10月の声を聞いたのはついこの前だったような気がするのに、早くも中旬。秋も深まるばかりである。
歳を重ねてから、時間の経過を早く感じることは、老いを迎えている証拠だという人がいる。
つまり、自分の中で没頭する何かを持っていれば、時間は決して早く流れない、むしろゆったりした時の流れがあるのだ、と。
本当にそうかな~。色んなノルマや、趣味に時間を使っていると、1日があっという間に過ぎる、つまりあれこれ追っかけていたら、1日の時間が足りないくらいに思うことがある。本当のところはいったいどうなんだろう。
いずれにしても私の場合、良くも悪くも時間が早く流れるという実感に変わりはない。
キツネノマゴ 鮮やかなこちらは金色を見せるツワブキ
今日の目に留まった一句は 〝 花野から盗むキツネノマゴひとつ ” なんとも心優しくなる光景ではある。
道端に自生するキツネノマゴ。穂の先に紫色の小さな花をつけるが、その穂の形がキツネのしっぽを小さくしたみたいに見えるところからその名がつけられたのだそうな。それにしても粋な名前を思いつく風流人がいたものである。
これからの季節、目を見張らせるのは、手塩にかけて育てた菊の大輪が本命ということになろうが、その前に、黄金色に染まる田んぼのあぜ道を彩った真っ赤な彼岸花に代わって、こちらは鮮やかな金色を放つツワブキの可憐さも見逃せない。今まさに見ごろを迎えている。

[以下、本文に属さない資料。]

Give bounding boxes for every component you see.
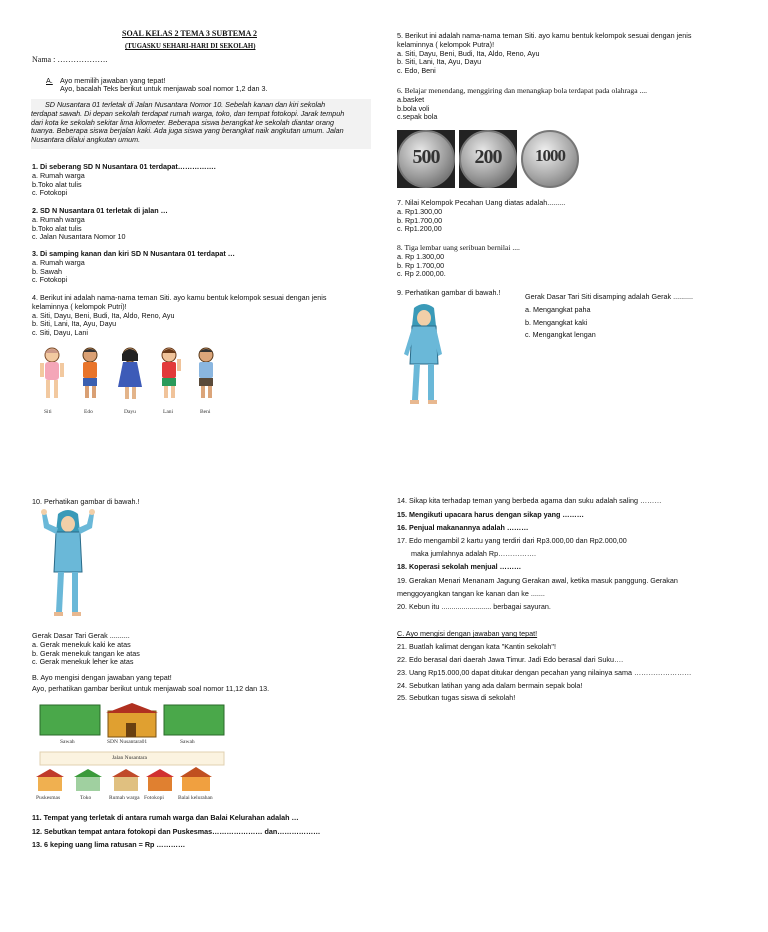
question-25: 25. Sebutkan tugas siswa di sekolah! <box>397 693 516 702</box>
question-19: 19. Gerakan Menari Menanam Jagung Gerakan awal, ketika masuk panggung. Gerakan menggoyangkan tangan ke kanan dan ke ....... <box>397 576 678 598</box>
question-7: 7. Nilai Kelompok Pecahan Uang diatas adalah......... a. Rp1.300,00 b. Rp1.700,00 c. Rp1.200,00 <box>397 198 566 234</box>
fotokopi-building <box>146 769 174 791</box>
coin-1000: 1000 <box>521 130 579 188</box>
school-building <box>106 703 158 737</box>
question-15: 15. Mengikuti upacara harus dengan sikap yang ……… <box>397 510 584 519</box>
kid-edo-figure <box>83 348 97 398</box>
kid-beni-figure <box>199 348 213 398</box>
kid-label-dayu: Dayu <box>124 409 136 415</box>
map-label-fotokopi: Fotokopi <box>144 795 164 801</box>
question-20: 20. Kebun itu ......................... berbagai sayuran. <box>397 602 551 611</box>
question-16: 16. Penjual makanannya adalah ……… <box>397 523 529 532</box>
page-subtitle: (TUGASKU SEHARI-HARI DI SEKOLAH) <box>125 43 256 50</box>
map-label-sawah-right: Sawah <box>180 739 195 745</box>
reading-passage: SD Nusantara 01 terletak di Jalan Nusantara Nomor 10. Sebelah kanan dan kiri sekolah terdapat sawah. Di depan sekolah terdapat rumah warga, toko, dan tempat fotokopi. Jarak tempuh dari kota ke sekolah sekitar lima kilometer. Beberapa siswa berangkat ke sekolah diantar orang tuanya. Beberapa siswa berjalan kaki. Ada juga siswa yang berangkat naik angkutan umum. Jalan Nusantara dilalui angkutan umum. <box>31 99 371 149</box>
question-1: 1. Di seberang SD N Nusantara 01 terdapat……………. a. Rumah warga b.Toko alat tulis c. Fotokopi <box>32 162 216 198</box>
question-5: 5. Berikut ini adalah nama-nama teman Siti. ayo kamu bentuk kelompok sesuai dengan jenis kelaminnya ( kelompok Putra)! a. Siti, Dayu, Beni, Budi, Ita, Aldo, Reno, Ayu b. Siti, Lani, Ita, Ayu, Dayu c. Edo, Beni <box>397 31 692 76</box>
question-9: 9. Perhatikan gambar di bawah.! <box>397 288 501 297</box>
question-24: 24. Sebutkan latihan yang ada dalam bermain sepak bola! <box>397 681 583 690</box>
coin-500: 500 <box>397 130 455 188</box>
kids-illustration <box>36 345 226 410</box>
question-6: 6. Belajar menendang, menggiring dan menangkap bola terdapat pada olahraga .... a.basket b.bola voli c.sepak bola <box>397 86 648 122</box>
question-13: 13. 6 keping uang lima ratusan = Rp ………… <box>32 840 186 849</box>
question-14: 14. Sikap kita terhadap teman yang berbeda agama dan suku adalah saling ……… <box>397 496 662 505</box>
map-label-sawah-left: Sawah <box>60 739 75 745</box>
question-12: 12. Sebutkan tempat antara fotokopi dan Puskesmas………………… dan……………… <box>32 827 321 836</box>
kid-label-lani: Lani <box>163 409 174 415</box>
puskesmas-building <box>36 769 64 791</box>
section-c: C. Ayo mengisi dengan jawaban yang tepat! <box>397 629 538 638</box>
kid-label-edo: Edo <box>84 409 93 415</box>
question-2: 2. SD N Nusantara 01 terletak di jalan … a. Rumah warga b.Toko alat tulis c. Jalan Nusantara Nomor 10 <box>32 206 168 242</box>
question-10-text: Gerak Dasar Tari Gerak .......... a. Gerak menekuk kaki ke atas b. Gerak menekuk tangan ke atas c. Gerak menekuk leher ke atas <box>32 631 140 667</box>
question-22: 22. Edo berasal dari daerah Jawa Timur. Jadi Edo berasal dari Suku…. <box>397 655 624 664</box>
question-21: 21. Buatlah kalimat dengan kata "Kantin sekolah"! <box>397 642 556 651</box>
dancer-figure-q10 <box>40 508 100 623</box>
kid-lani-figure <box>162 348 181 398</box>
coin-200: 200 <box>459 130 517 188</box>
map-label-road: Jalan Nusantara <box>112 755 147 761</box>
map-label-toko: Toko <box>80 795 92 801</box>
question-11: 11. Tempat yang terletak di antara rumah warga dan Balai Kelurahan adalah … <box>32 813 299 822</box>
kid-dayu-figure <box>118 348 142 399</box>
rice-field-left <box>40 705 100 735</box>
question-8: 8. Tiga lembar uang seribuan bernilai .... a. Rp 1.300,00 b. Rp 1.700,00 c. Rp 2.000,00. <box>397 243 520 279</box>
dancer-figure-q9 <box>400 304 448 409</box>
question-9-text: Gerak Dasar Tari Siti disamping adalah Gerak .......... a. Mengangkat paha b. Mengangkat kaki c. Mengangkat lengan <box>525 292 694 340</box>
section-a-letter: A. <box>46 76 53 85</box>
map-label-balai-kelurahan: Balai kelurahan <box>178 795 213 801</box>
question-4: 4. Berikut ini adalah nama-nama teman Siti. ayo kamu bentuk kelompok sesuai dengan jenis kelaminnya ( kelompok Putri)! a. Siti, Dayu, Beni, Budi, Ita, Aldo, Reno, Ayu b. Siti, Lani, Ita, Ayu, Dayu c. Siti, Dayu, Lani <box>32 293 327 338</box>
kid-label-siti: Siti <box>44 409 52 415</box>
rice-field-right <box>164 705 224 735</box>
section-a-instructions: Ayo, bacalah Teks berikut untuk menjawab soal nomor 1,2 dan 3. <box>60 84 268 93</box>
page-title: SOAL KELAS 2 TEMA 3 SUBTEMA 2 <box>122 29 257 38</box>
name-field[interactable]: Nama : ………………. <box>32 55 108 64</box>
question-17: 17. Edo mengambil 2 kartu yang terdiri dari Rp3.000,00 dan Rp2.000,00 maka jumlahnya adalah Rp……………. <box>397 536 627 558</box>
neighborhood-map <box>36 703 236 803</box>
balai-kelurahan-building <box>180 767 212 791</box>
map-label-rumah-warga: Rumah warga <box>109 795 140 801</box>
toko-building <box>74 769 102 791</box>
map-label-puskesmas: Puskesmas <box>36 795 61 801</box>
question-18: 18. Koperasi sekolah menjual ……… <box>397 562 522 571</box>
question-10: 10. Perhatikan gambar di bawah.! <box>32 497 140 506</box>
kid-label-beni: Beni <box>200 409 211 415</box>
kid-siti-figure <box>40 348 64 398</box>
section-a-title: Ayo memilih jawaban yang tepat! <box>60 76 166 85</box>
question-23: 23. Uang Rp15.000,00 dapat ditukar dengan pecahan yang nilainya sama …………………… <box>397 668 692 677</box>
rumah-warga-building <box>112 769 140 791</box>
map-label-school: SDN Nusantara01 <box>107 739 148 745</box>
question-3: 3. Di samping kanan dan kiri SD N Nusantara 01 terdapat … a. Rumah warga b. Sawah c. Fotokopi <box>32 249 235 285</box>
section-b: B. Ayo mengisi dengan jawaban yang tepat! Ayo, perhatikan gambar berikut untuk menjawab soal nomor 11,12 dan 13. <box>32 673 270 693</box>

食欲の秋に逆らって、極力食べる量を抑えにかかっている今、ついでに多少の運動も取り入れようと、お城山登りやウオーキングに向かう努力をしている。そんな汗をいとわないお城山の頂上では見事なツワブキが出迎えてくれる。
秋は物悲しい季節である、と万葉の昔から相場は決まっているようだが、こうして外に目を向けると、秋には秋の、いや秋ならではの花も咲く。見上げるお月様も星空も秋に勝る季節はない。
秋だからこそ、気持ちを広げて自然と向かい合ってみる。決して中身の濃い頭ではないが、それでも時に整理してみたくなる時もある。